Fort bien : recommençons…
Nous parlons, nous voyons ; Nous écoutons et rimons.
FAUST (devant le miroir) Malheur à moi! j'en suis tout bouleversé !
MEPHISTOPHELES
(montrant les animaux) La tête commence à me tourner à moi-même.
LES ANIMAUX
Si cela nous réussit, Ma foi, gloire à notre esprit!
FAUST (comme plus haut)
Mon sein commence à s'enflammer! Eloignons-nous bien vite.
MEPHISTOPHELES (dans la même position)
On doit au moins convenir que ce sont de francs poètes.
(La marmite, que la guenon a laissée un instant sans l'écumer, commence à déborder; il s'élève une grande flamme qui monte violemment dans la cheminée. La sorcière descend à travers la flamme en poussant des cris épouvantables. )
LA SORCIERE
Au ! au ! au ! au !
Chien de pourceau ! …
Tu répands la soupe, Et tu rôtis ma peau !
A bas ! maudite troupe!
Apercevant MEPHISTOPHELES et Faust.
Que vois-je ici ?
Qui peut entrer ainsi Dans mon laboratoire?
A moi, mon vieux grimoire !
A vous le feu !
Vos os vont voir beau jeu !
Elle plonge l'écumoire dans la marmite, et lance les flammes après Faust, Méphistophélès et les animaux. Les animaux hurlent.

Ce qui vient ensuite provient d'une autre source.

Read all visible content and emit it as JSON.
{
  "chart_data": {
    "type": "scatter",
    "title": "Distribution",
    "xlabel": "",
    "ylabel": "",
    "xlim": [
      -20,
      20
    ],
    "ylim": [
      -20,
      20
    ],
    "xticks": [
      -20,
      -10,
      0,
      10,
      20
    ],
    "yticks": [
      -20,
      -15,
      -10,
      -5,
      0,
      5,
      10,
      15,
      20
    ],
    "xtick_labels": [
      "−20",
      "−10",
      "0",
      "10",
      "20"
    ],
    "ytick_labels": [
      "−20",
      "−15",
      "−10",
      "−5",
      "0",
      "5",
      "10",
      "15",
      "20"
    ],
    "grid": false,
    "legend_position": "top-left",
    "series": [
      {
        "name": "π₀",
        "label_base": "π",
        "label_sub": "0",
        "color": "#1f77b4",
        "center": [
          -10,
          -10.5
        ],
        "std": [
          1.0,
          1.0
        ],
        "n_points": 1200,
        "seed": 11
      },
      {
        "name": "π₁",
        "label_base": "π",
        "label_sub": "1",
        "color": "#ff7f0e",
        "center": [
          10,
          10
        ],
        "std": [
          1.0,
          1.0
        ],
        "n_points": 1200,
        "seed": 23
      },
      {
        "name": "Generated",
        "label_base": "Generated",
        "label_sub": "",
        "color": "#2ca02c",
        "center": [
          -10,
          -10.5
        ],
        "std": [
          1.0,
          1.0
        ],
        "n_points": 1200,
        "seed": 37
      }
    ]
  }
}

MEPHISTOPHELES (lève l'éventail qu'il tient à la main, et frappe à droite et à gauche sur les verres et les pots)
En deux ! en deux !
Ustensiles de sorcières, Vieux flacons, vieux pots, vieux verres !
En deux ! en deux !
Toi, tu m'as l'air bien hardie; Attends, un bâton va régler le ton de ta mélodie.
Pendant que la sorcière recule, pleine de colère et d'effroi.

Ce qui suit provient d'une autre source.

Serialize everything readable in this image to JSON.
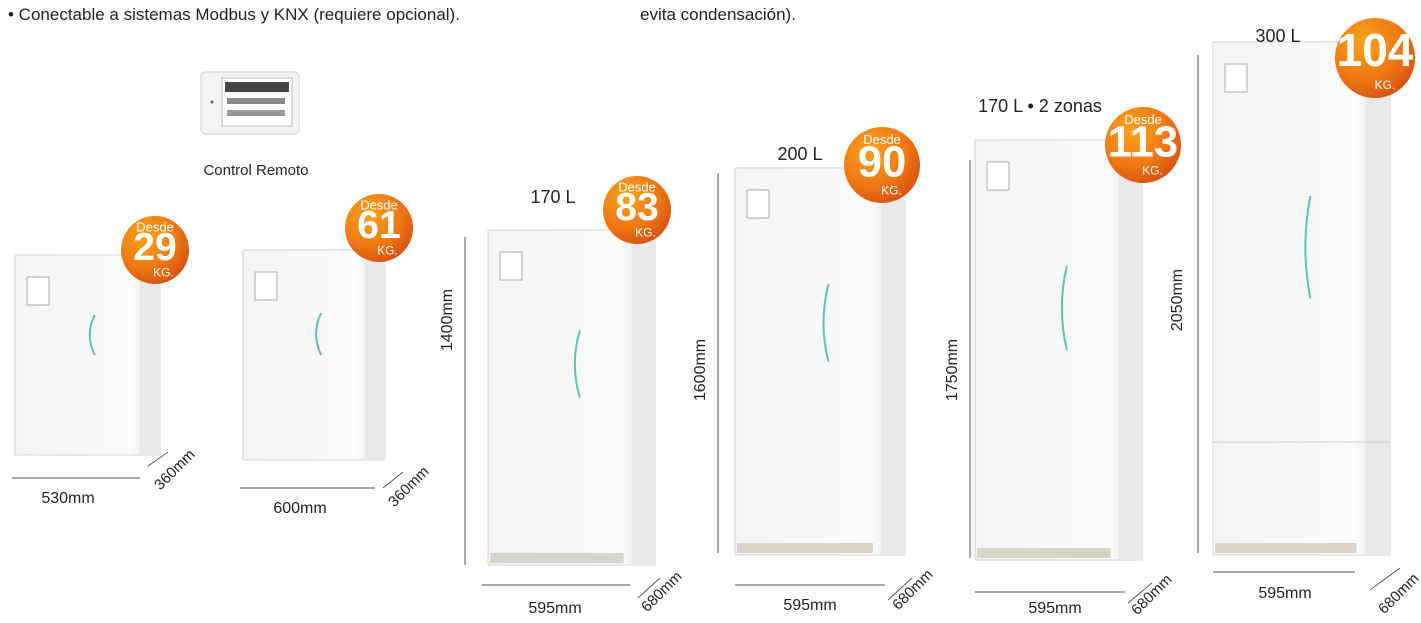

Me reconnais-tu, squelette, épouvantail? Reconnais-tu ton seigneur et maître ? Qui me retient de frapper et dé te mettre en pièces, toi et tes esprits chats ? N'as-tu plus de respect pour le pourpoint rouge ? Méconnais-tu la plume de coq ? ai-je caché ce visage? Il faudra donc que je me nomme moi-même ?
LA SORCIERE ô seigneur! pardonnez-moi cet accueil un peu rude! Je ne vois cependant pas le pied cornu… Qu'avez-vous donc fait de vos deux corbeaux ? .
MEPHISTOPHELES
Tu t'en tireras pour cette fois, car il y a bien du temps que nous ne nous sommes vus. La civilisation, qui polit le monde entier, s'est étendue jusqu'au diable; on ne voit plus maintenant de fantômes du nord, plus de cornes, de queue et de griffes ! Et pour ce qui concerne le pied, dont je ne puis me défaire, il me nuirait dans le monde; aussi, comme beaucoup de jeunes gens, j'ai depuis longtemps adopté la mode des faux mollets.
LA SORCIERE (dansant)
J'en perds l'esprit, je crois, Monsieur Satan chez moi !
MEPHISTOPHELES
Point de nom pareil, femme, je t'en prie !
LA SORCIERE
Pourquoi ? que vous a-t-il fait?
MEPHISTOPHELES
Depuis bien des années il est inscrit au livre des fables ; mais les hommes n'en sont pas pour cela devenus meilleurs : ils sont délivrés du malin, mais les malins sont restés. Que tu m'appelles monsieur le baron, à la bonne heure! Je suis vraiment un cavalier comme bien d'autres :
tu ne peux douter de ma noblesse; tiens, voilà l'écusson que je parte! (Il fait un geste indécent.)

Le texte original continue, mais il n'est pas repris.